The work was varied, but every student had a part to play, whether they were creating, performing, or providing feedback. When the group reconvened at the conclusion of the morning, they were all called upon to provide their piece of the final puzzle. A beautiful song built in collaboration, a capstone dramatic performance to pull the strings of story together, a musical jam session with many of the Philly Sound Exchange members, the first drafts of poems breathed into the air for the first time. In only an hour, the students had leaned on one another to create something unique and special, more polished than they thought possible at first.

“Community only begins to materialize when you’re putting yourself out there,” shared Aleena. “If you sit with the same people every day, you’re not going to make change.”

The programming is only part of the story. There are no grades attached to a spontaneous scene, no rubric for a line of poetry, no single “right” way to contribute. Instead, students are asked to take risks: to speak, to listen, to try something unfamiliar—and to do so alongside peers they may not know well. 

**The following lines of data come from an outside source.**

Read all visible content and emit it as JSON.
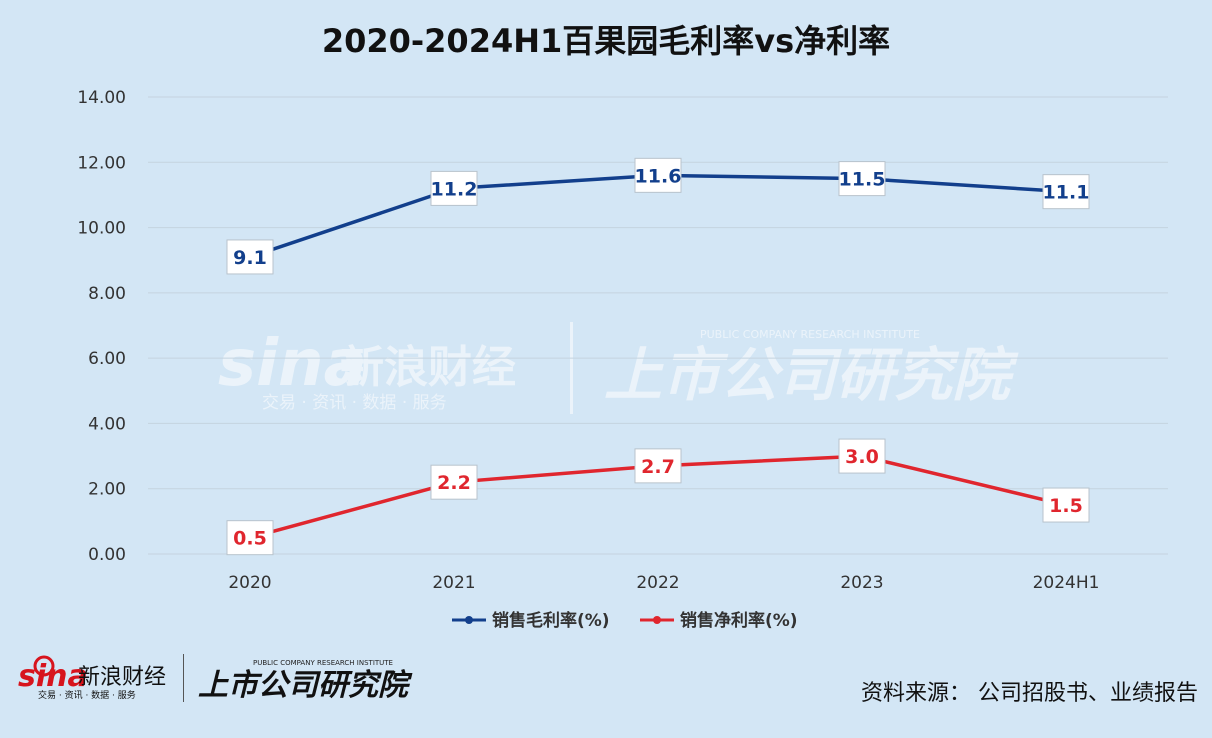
{
  "chart_data": {
    "type": "line",
    "title": "2020-2024H1百果园毛利率vs净利率",
    "categories": [
      "2020",
      "2021",
      "2022",
      "2023",
      "2024H1"
    ],
    "series": [
      {
        "name": "销售毛利率(%)",
        "values": [
          9.1,
          11.2,
          11.6,
          11.5,
          11.1
        ],
        "color": "#123f8c",
        "label_color": "#123f8c"
      },
      {
        "name": "销售净利率(%)",
        "values": [
          0.5,
          2.2,
          2.7,
          3.0,
          1.5
        ],
        "color": "#e0262e",
        "label_color": "#e0262e"
      }
    ],
    "yticks": [
      "0.00",
      "2.00",
      "4.00",
      "6.00",
      "8.00",
      "10.00",
      "12.00",
      "14.00"
    ],
    "ylim": [
      0,
      14
    ],
    "grid": true,
    "legend_position": "bottom"
  },
  "watermark": {
    "brand_latin": "sina",
    "brand_cn": "新浪财经",
    "brand_sub": "交易 · 资讯 · 数据 · 服务",
    "institute_cn": "上市公司研究院",
    "institute_en": "PUBLIC COMPANY RESEARCH INSTITUTE"
  },
  "footer": {
    "source": "资料来源： 公司招股书、业绩报告"
  }
}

"CommUNITY Day does not create community, but it does make it visible," reflects Upper School Director Brendon Jobs. "It enriches community. At a school committed to preparing students not only to know more, but to do good and live with purpose, this kind of experience matters deeply. We hope the day gives students space to reflect, create, and consider how voice, expression, and imagination can become meaningful forms of agency.”